Langdon guardò il pacchetto sul tavolo. Se Bellamy aveva ragione, piramide e cuspide rappresentavano un messaggio cifrato diviso in due. La segmentazione dei codici, frequente nella moderna criptologia, in realtà risaliva ai tempi dell’antica Grecia. Quando volevano tenere segrete delle informazioni, infatti, i greci le scrivevano su una tavoletta di argilla che poi rompevano nascondendo i frammenti in posti diversi. Per recuperare il messaggio, a quel punto, occorreva ricomporre le varie parti. La tavoletta spezzata si chiamava "symbolon", termine da cui etimologicamente deriva il nostro "simbolo".

«La piramide e la cuspide sono state tenute separate per generazioni perché il segreto non fosse svelato» osservò Bellamy in tono preoccupato. «Stasera, invece, sono pericolosamente vicine. Non ho bisogno di dire che è nostro dovere evitare in tutti i modi che i due pezzi vengano assemblati.»

Langdon trovava che Bellamy si esprimesse in modo eccessivamente drammatico. Sembra che stia parlando di una bomba atomica e del suo detonatore… Non capiva il suo turbamento, ma c’erano cose più urgenti a cui pensare. «Ammesso che questa sia davvero la piramide massonica, e che contenga le indicazioni per recuperare antiche conoscenze, com’è possibile che queste conoscenze siano in grado di conferire tanto potere a chi ne entra in possesso?»

«Peter mi aveva avvisato che sei un tipo difficile da convincere, uno studioso che ha sempre bisogno di dimostrazioni.»

«Perché, tu ci credi?» Langdon stava perdendo la pazienza. «Con tutto il rispetto, sei un uomo istruito, moderno: come puoi dare credito a certe cose?»

Bellamy gli sorrise, paziente. «La massoneria mi ha insegnato ad avere rispetto per ciò che trascende la comprensione umana. E che non bisogna chiudere la mente e respingere un’idea solo perché sembra prodigiosa.»

54

La guardia dell’SMSC imboccò di corsa il vialetto di ghiaia che passava intorno all’edificio: aveva appena ricevuto la chiamata di un collega all’interno del complesso, il quale aveva comunicato che la serratura del modulo 5 era stata sabotata e che la spia luminosa dell’uscita di sicurezza indicava che la porta era aperta.

Cosa diavolo sarà successo?

Arrivò al portellone e lo trovò effettivamente socchiuso. Che strano! pensò. Si può aprire soltanto dall’interno. Sganciò la torcia dal cinturone e la puntò nel grande locale buio. Non vide nulla. Non avendo nessuna voglia di addentrarsi in quell’abisso sconosciuto, si limitò ad avvicinarsi alla soglia e illuminò l’interno, prima a sinistra e poi a…

Due mani forzute gli afferrarono il polso e lo tirarono dentro. L’uomo si sentì trascinare da una forza invisibile. Cera odore di etanolo. La torcia gli cadde di mano e, prima di riuscire a capire che cosa stesse succedendo, fu colpito sullo sterno da un pugno violentissimo. Si accasciò a terra, gemendo di dolore, mentre un’enorme sagoma nera si allontanava nell’oscurità.

La guardia era riversa su un fianco e rantolava. La torcia era caduta lì vicino e il fascio di luce illuminava un oggetto metallico. L’etichetta indicava che era un contenitore di combustibile.

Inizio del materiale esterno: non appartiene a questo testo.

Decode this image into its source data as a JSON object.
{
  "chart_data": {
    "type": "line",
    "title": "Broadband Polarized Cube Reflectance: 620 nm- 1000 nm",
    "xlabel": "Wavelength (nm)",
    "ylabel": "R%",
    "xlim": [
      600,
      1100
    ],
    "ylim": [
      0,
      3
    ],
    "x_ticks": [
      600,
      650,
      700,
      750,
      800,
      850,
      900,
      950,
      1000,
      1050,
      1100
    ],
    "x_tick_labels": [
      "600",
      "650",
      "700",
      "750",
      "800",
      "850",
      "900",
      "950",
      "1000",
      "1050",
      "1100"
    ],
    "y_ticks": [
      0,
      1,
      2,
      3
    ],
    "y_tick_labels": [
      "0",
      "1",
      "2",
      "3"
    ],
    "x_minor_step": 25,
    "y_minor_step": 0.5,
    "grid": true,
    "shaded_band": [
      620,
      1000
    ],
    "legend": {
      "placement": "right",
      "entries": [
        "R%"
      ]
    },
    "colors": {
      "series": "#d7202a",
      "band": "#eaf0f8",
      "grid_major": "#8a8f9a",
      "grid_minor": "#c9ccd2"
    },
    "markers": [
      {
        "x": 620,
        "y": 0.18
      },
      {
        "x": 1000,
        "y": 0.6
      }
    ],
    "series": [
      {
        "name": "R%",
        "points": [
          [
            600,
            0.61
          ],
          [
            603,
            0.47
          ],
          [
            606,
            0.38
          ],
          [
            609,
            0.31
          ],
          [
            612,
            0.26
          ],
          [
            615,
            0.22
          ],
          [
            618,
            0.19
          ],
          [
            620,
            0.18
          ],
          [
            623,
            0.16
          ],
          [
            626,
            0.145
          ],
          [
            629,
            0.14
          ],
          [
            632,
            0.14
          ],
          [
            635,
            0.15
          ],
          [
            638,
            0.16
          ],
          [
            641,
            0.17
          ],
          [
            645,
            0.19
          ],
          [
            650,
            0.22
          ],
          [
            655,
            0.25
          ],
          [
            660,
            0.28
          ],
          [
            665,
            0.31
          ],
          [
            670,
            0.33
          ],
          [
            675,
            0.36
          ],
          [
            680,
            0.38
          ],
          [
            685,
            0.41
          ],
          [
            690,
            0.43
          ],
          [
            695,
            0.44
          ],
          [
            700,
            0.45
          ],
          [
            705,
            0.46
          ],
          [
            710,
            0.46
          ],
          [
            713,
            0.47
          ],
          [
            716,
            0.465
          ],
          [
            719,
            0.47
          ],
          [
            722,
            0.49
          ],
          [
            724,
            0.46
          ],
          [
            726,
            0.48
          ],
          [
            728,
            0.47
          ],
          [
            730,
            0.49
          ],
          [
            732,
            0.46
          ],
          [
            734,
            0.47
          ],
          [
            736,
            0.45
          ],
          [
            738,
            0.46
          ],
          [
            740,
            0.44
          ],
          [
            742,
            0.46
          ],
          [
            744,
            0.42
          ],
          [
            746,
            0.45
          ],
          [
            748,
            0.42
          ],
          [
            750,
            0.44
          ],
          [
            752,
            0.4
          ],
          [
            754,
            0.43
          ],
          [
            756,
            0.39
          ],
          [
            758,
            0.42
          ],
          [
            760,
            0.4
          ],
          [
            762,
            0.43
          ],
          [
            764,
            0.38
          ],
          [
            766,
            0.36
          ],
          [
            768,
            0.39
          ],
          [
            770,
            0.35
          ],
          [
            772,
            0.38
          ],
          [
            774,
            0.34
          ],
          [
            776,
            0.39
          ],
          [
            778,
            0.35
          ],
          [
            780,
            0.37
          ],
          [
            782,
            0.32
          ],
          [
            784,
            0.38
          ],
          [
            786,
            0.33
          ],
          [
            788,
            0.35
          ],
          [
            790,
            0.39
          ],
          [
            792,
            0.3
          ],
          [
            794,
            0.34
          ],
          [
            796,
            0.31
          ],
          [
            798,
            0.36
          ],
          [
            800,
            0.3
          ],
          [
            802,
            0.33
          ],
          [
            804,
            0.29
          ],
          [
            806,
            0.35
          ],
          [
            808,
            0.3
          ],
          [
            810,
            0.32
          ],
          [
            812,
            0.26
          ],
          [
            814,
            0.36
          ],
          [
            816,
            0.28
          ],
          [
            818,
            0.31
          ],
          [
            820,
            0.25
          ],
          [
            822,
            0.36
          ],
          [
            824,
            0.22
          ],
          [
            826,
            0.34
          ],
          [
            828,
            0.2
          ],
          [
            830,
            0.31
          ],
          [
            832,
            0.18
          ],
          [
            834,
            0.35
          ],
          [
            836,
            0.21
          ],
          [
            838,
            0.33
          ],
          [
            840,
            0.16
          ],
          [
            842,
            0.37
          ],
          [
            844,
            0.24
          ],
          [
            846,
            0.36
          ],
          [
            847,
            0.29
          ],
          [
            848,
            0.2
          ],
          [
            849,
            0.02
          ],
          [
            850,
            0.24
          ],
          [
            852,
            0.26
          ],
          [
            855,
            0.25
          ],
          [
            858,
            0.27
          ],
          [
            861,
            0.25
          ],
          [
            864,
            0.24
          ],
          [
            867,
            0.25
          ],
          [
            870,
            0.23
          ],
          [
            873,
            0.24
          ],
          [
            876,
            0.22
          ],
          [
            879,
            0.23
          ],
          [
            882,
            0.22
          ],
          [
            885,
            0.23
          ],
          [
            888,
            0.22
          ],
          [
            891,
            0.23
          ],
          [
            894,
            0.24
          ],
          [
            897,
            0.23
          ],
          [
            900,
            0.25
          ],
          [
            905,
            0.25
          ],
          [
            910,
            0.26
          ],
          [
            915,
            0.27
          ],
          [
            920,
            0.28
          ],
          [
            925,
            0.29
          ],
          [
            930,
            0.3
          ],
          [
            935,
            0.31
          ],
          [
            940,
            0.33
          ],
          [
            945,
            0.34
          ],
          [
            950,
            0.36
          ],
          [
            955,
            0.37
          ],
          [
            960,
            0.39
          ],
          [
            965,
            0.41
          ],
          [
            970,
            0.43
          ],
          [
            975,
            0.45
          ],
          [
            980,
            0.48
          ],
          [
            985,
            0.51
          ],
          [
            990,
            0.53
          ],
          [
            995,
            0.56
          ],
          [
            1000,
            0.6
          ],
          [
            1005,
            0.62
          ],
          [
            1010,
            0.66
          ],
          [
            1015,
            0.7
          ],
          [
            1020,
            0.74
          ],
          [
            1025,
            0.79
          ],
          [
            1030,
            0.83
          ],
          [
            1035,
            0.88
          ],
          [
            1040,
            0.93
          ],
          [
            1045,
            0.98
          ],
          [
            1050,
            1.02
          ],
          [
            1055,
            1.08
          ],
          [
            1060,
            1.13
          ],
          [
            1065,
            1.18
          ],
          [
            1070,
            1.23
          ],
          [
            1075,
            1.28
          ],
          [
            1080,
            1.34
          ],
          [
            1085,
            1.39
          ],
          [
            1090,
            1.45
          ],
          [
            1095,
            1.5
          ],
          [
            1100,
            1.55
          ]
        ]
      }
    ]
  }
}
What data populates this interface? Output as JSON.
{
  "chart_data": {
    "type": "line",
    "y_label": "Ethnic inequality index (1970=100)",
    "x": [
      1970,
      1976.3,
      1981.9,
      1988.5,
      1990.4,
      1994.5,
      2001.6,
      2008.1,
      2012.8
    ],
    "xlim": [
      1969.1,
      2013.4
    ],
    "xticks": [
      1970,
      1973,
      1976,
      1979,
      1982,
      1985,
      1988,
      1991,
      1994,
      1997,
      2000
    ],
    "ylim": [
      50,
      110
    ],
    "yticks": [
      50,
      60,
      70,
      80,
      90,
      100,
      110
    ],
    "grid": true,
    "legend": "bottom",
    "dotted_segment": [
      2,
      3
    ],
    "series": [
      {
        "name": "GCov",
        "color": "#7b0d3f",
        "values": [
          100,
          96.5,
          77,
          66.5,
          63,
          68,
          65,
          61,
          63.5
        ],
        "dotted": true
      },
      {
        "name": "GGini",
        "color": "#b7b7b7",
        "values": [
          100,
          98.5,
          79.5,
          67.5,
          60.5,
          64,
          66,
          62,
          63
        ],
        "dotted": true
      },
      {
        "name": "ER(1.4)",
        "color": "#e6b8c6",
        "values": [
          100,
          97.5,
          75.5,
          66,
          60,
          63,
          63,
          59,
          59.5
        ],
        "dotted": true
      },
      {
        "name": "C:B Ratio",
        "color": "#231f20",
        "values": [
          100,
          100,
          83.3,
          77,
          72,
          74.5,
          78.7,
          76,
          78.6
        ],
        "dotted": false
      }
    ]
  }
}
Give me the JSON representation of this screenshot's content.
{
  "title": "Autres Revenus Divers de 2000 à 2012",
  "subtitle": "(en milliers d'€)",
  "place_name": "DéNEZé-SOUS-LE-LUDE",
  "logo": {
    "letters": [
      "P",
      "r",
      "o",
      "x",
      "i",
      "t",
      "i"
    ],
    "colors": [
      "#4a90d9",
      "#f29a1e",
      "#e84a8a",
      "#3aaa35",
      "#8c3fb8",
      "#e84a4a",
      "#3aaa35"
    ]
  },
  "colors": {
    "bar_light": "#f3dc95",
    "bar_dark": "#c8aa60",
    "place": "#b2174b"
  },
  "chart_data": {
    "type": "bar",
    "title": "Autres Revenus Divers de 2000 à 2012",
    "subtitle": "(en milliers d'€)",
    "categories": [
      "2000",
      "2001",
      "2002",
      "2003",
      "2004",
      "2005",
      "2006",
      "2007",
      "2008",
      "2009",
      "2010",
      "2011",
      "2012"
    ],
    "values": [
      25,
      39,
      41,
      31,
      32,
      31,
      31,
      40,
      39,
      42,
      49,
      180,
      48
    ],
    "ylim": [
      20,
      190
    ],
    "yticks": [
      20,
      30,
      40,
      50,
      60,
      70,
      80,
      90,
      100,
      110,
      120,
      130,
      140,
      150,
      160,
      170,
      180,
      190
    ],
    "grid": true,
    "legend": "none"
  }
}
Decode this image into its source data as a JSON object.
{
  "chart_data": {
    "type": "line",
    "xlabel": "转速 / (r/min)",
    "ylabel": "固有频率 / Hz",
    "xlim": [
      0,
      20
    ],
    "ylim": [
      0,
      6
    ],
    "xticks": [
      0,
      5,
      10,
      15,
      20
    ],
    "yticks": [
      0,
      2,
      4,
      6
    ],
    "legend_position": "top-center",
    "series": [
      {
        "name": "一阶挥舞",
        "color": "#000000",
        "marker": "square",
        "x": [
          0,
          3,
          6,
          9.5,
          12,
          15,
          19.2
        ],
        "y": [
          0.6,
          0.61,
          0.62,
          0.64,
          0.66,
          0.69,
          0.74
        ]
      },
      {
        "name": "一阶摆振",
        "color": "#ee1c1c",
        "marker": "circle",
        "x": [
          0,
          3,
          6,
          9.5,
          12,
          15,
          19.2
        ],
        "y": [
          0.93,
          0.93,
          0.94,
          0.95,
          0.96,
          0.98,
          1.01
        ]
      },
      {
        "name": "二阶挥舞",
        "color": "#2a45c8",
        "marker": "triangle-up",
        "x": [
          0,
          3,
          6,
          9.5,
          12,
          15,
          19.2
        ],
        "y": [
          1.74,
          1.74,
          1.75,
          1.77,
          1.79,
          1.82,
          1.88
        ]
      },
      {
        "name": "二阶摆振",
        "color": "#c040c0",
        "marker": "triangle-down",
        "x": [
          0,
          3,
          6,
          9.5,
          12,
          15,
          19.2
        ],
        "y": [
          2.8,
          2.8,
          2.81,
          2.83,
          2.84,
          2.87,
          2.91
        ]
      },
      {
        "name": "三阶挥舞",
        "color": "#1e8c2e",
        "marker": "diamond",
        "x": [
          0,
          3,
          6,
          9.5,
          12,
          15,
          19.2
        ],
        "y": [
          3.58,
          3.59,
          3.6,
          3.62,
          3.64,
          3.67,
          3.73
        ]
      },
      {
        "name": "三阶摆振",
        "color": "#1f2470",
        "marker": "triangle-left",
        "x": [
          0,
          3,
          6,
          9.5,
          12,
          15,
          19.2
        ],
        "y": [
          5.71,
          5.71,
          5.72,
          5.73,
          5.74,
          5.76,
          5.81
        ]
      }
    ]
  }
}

La guardia vide brillare la fiamma di un accendino e nel bagliore arancione scorse una creatura a torso nudo che aveva ben poco di umano. Cristo santo! Stava ancora cercando di capire quello che aveva davanti quando il mostro si chinò e avvicinò la fiamma al pavimento.

Immediatamente si accese una scia di fuoco che corse nell’antro buio, allontanandosi da loro. La guardia si voltò e vide che il mostro usciva dal portellone scorrevole e scompariva nella notte.

Cercò di tirarsi su a sedere, nonostante il dolore, senza staccare gli occhi dalla striscia di fuoco. Che cos’era? La fiamma sembrava troppo piccola per costituire un vero pericolo, eppure aveva un che di terrificante. Non gettava più luce soltanto in quel gigantesco antro buio ma, avendolo attraversato ormai quasi tutto, illuminava una struttura tozza, di cemento. La guardia non era mai stata dentro il modulo 5, però sapeva della sua esistenza.